Hi, I’m working in Cuda 3.2, with OpenGL, to decode multiple videos at the same time. I am doing this across threads and I am running into some serious problems, e.g. BSOD. I think the problems stem from me not really understanding the Cuda threading model.
What is the purpose of pushing the Cuda context? Do I need to pop the context after its creation? What is the difference between pushing the Cuda context and locking the Cuda context? What areas of the Cuda calls needs to be locked while being accessed, specifically the decoding code, source loading, and Cuda initialization?
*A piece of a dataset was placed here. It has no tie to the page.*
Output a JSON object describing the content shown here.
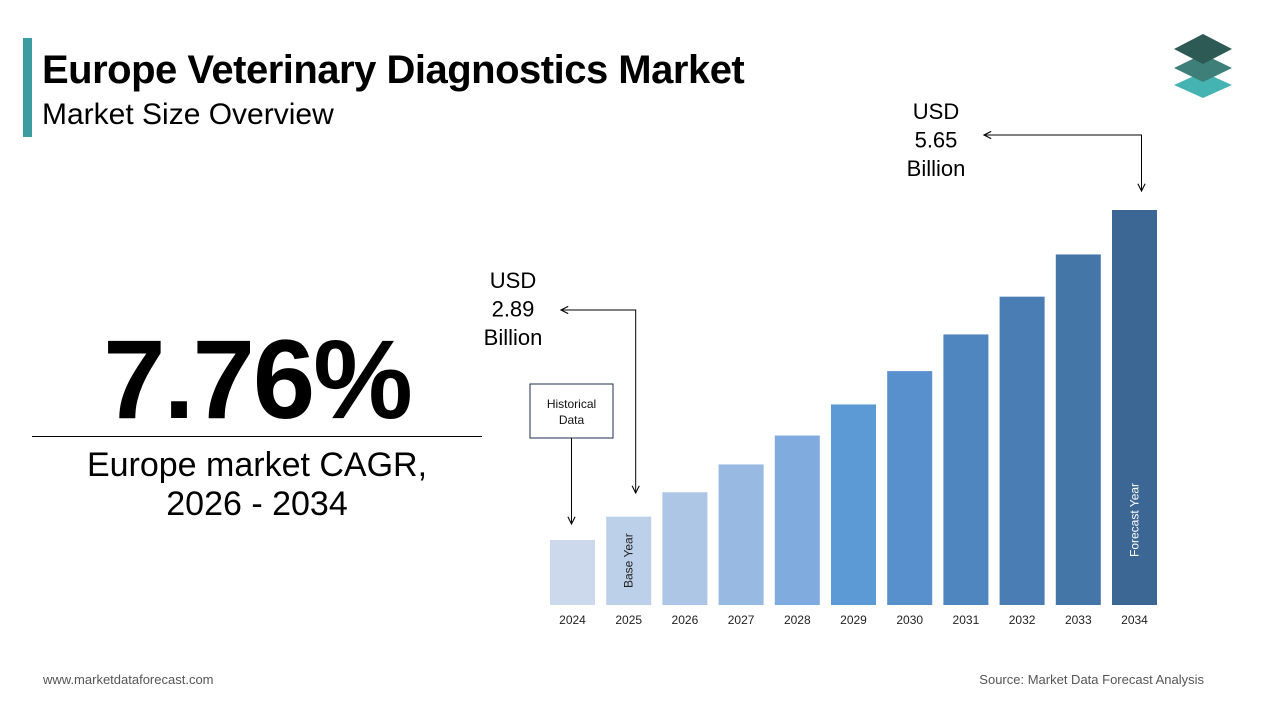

I am currently creating a thread for each video to load, initialize, and decode and then have the Pixel Buffer object copied to the texture and rendered in the main thread. Is this a good idea? Should I copy the Pixel Buffer into the texture in the video thread and only render the texture in the main thread?
Would it be a better plan to have one thread for all the video loading and initialization, another thread for all the decoding and Pixel Buffer copying, and do all the rendering in the main thread?
If it also helps, I am using a Quadro 6000 and I can get a maximum of 6 videos at once in my application and 7 standalone. I use to be able to get 7 and 8 respectively, but the new nvidia drivers 275.65 have dropped that number.
Also, if I go over my maximum number of videos my system will blue screen. No matter what I do, I can’t seem to catch any errors or get any error codes before it crashes.